1: Global Economic Scenario:
On the global scenario, the fuel and the commodities prices have now stabilized after having taken a serious hit due to drastic cut in consumer spending and demand contraction, esp. in the recession impacted USA and Europe. Due to a comeback in the global energy demand, the world oil prices may remain stable at $70-75 level during the Q4/2009.
The global economy, however, remains in the slow mode. The good sign, however, is the positive indications of increase in consumer confidence and consumer demand in the developed economies, namely USA, the Europe and Japan. The quarterly growth in these erstwhile well to do economies is now being projected from 0.5% to 1%. The renewed consumer confidence is likely to be reflected in pre-Xmas and post-Xmas sales and thus improve the sales of the leading retail chains in the USA and Europe.

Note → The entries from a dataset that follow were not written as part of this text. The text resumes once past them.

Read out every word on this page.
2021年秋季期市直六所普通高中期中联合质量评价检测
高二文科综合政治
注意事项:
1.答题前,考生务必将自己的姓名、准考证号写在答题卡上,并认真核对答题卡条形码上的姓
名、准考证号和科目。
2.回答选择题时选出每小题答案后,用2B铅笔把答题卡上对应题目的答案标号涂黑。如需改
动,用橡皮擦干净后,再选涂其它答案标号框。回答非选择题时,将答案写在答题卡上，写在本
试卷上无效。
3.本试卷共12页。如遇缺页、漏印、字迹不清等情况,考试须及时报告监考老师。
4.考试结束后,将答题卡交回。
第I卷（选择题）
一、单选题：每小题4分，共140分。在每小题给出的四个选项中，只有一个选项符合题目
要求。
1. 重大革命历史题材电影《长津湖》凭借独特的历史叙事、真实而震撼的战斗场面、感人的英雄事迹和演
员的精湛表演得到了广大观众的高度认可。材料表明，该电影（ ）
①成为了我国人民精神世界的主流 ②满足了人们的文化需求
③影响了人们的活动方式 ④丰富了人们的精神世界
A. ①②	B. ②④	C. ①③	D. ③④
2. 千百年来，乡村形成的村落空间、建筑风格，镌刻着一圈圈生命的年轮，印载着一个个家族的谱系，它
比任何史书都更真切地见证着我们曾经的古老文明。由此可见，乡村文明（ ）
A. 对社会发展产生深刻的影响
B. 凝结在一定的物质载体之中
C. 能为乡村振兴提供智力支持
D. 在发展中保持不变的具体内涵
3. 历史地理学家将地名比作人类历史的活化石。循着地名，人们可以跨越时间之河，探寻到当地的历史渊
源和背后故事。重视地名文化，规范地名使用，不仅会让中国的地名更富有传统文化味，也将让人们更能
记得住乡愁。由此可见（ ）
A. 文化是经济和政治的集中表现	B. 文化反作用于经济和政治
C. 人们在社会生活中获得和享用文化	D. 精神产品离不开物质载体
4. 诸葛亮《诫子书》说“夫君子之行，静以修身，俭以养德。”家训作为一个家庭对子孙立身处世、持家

2: Impact on India's Textile Sector:
The demand contraction and low consumer spending in the USA, the EC and Japan had decisively impacted the demand for imported textiles and clothing from, both the USA and the Europe. Due to reduced export demand from the USA and the EC countries, the textile industry in both India and China has been in slow off-take phase. The exports of apparel and textiles have gone down already by 10-11% w.r.t last years.

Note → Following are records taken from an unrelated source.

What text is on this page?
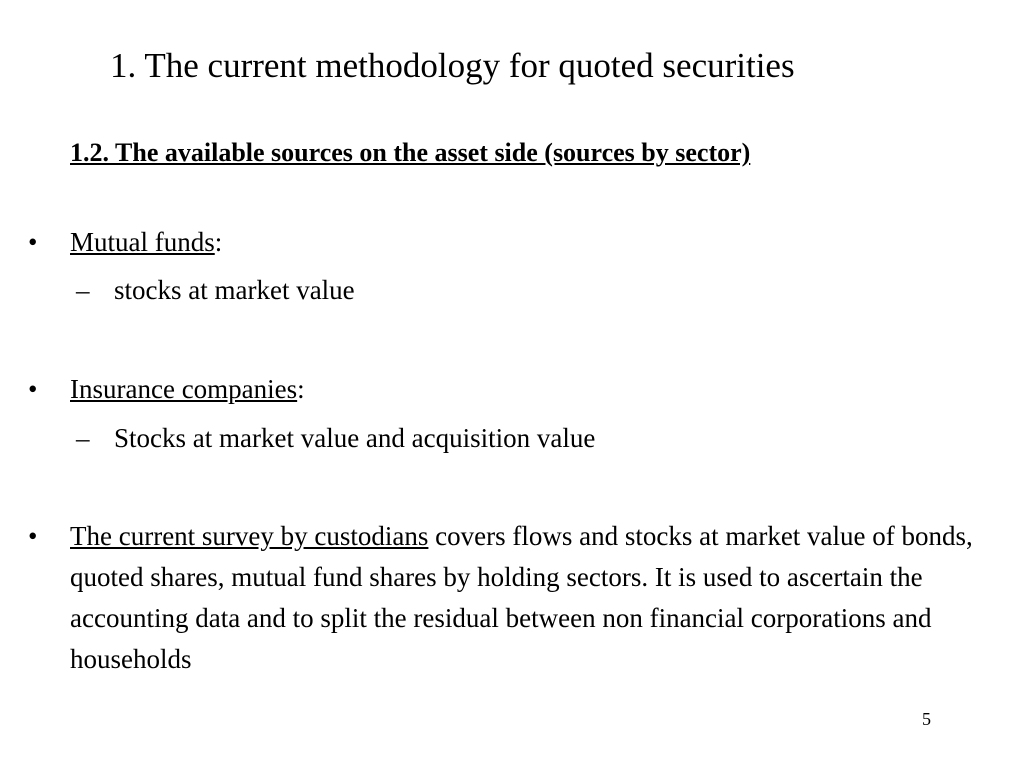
1. The current methodology for quoted securities
1.2. The available sources on the asset side (sources by sector)
• Mutual funds:
– stocks at market value
• Insurance companies:
– Stocks at market value and acquisition value
• The current survey by custodians covers flows and stocks at market value of bonds, quoted shares, mutual fund shares by holding sectors. It is used to ascertain the accounting data and to split the residual between non financial corporations and households
5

The erstwhile Key drivers for growth of the Indian textile industry have been the global/ export demand for its products and competitive price for domestic cottons. The New cotton supply season is just about to start and, a comfortable Cotton crop, at 29-30 million Bales for the new 2009-10 season, may enable the input price for the textile industry to go down albeit for the Oct to Dec 09 period; and which is likely to increase incase a reasonable quantity, say 15-20% of output of Indian cotton is exported.
Due to above, and the ongoing 'slow pick up' in demand, and prices, the domestic textile sector is in 'static' mode, due mainly to slow lifting of fabrics and made ups owing to continuing slowdown in demand for clothing and apparels in both global and domestic markets. Also, the high cost of inputs in the Textile sector viz: borrowings [along with the corresponding low liquidity and credit crunch], high cost of power and serious non-availability and increasing cost of work force is fuelling the negative sentiments in the textile sector.

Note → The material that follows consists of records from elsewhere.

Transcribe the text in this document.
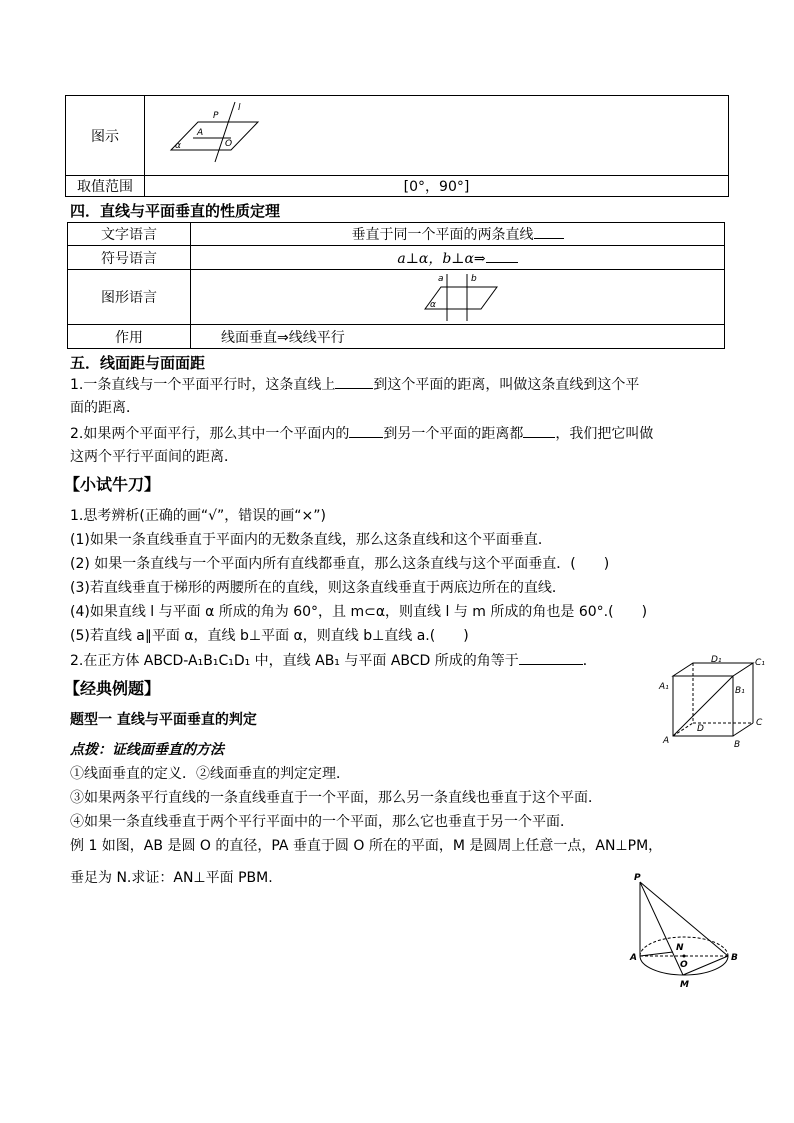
图示	P
l
A
α O

取值范围	[0°，90°]
四．直线与平面垂直的性质定理
文字语言	垂直于同一个平面的两条直线
符号语言	a⊥α，b⊥α⇒
图形语言	a b
α

作用	线面垂直⇒线线平行
五．线面距与面面距
1.一条直线与一个平面平行时，这条直线上	到这个平面的距离，叫做这条直线到这个平
面的距离．
2.如果两个平面平行，那么其中一个平面内的 到另一个平面的距离都 ，我们把它叫做
这两个平行平面间的距离．
【小试牛刀】
1.思考辨析(正确的画“√”，错误的画“×”)
(1)如果一条直线垂直于平面内的无数条直线，那么这条直线和这个平面垂直．
(2) 如果一条直线与一个平面内所有直线都垂直，那么这条直线与这个平面垂直．(　　)
(3)若直线垂直于梯形的两腰所在的直线，则这条直线垂直于两底边所在的直线．
(4)如果直线 l 与平面 α 所成的角为 60°，且 m⊂α，则直线 l 与 m 所成的角也是 60°.(　　)
(5)若直线 a∥平面 α，直线 b⊥平面 α，则直线 b⊥直线 a.(　　)
2.在正方体 ABCD-A₁B₁C₁D₁ 中，直线 AB₁ 与平面 ABCD 所成的角等于	．	D₁	C₁
A₁	B₁
C
D
A	B
【经典例题】
题型一 直线与平面垂直的判定
点拨：证线面垂直的方法
①线面垂直的定义．②线面垂直的判定定理．
③如果两条平行直线的一条直线垂直于一个平面，那么另一条直线也垂直于这个平面．
④如果一条直线垂直于两个平行平面中的一个平面，那么它也垂直于另一个平面．
例 1 如图，AB 是圆 O 的直径，PA 垂直于圆 O 所在的平面，M 是圆周上任意一点，AN⊥PM，
垂足为 N.求证：AN⊥平面 PBM.	P
A	B
N
O
M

3: Domestic Textile Prospects:
As, of present the Textile and clothing sector has already touched the bottom of the 'U'; and the future direction for production and demand can be positive only.
The decline on demand for retail garments and made ups, in exports and dom. Retail, had affected the Indian fabric manufacturers. The cotton fabric output had shrunk to the lowest rate, since last 4 years; and is down to a combined 11.4% from a year ago. The Apparel exports down to 8.7, from $9.6 bln for last year.
Also, with the break on the growth in domestic Retail segment and with corresponding downstream unlikely to see a sustainable 'rebound' soon; the Output of textile mills [esp. the fabric mills] is likely to be flat over next 2 Quarters. It is time to pull the belt much-much tighter for next 2 Qrtrs. The pricing by the Retailers, and also reality sector, will remain under pressure.
4: Textile exports:
The Dollar to rupee rate is also not providing gain and for textile exports. The export demand and orders, for apparel and textiles, for spring-summer 2010 are not as strong as was expected.
Overall, the short and medium term sentiment in textile sector will continue to remain weak over the last Quarter of 2009, and the real stepwise correction may not begin possibly by 2nd Qrtr. Of 2010 but domestic demand will remain buoyant and reasonably strong to support the sector.
Notes: The above Outlook and forecast for Textile sector is based on bi-monthly feedback provided to selective textile corporate, by Senior Textile and Clothing Industry consultant, Mr. Munish Tyagi.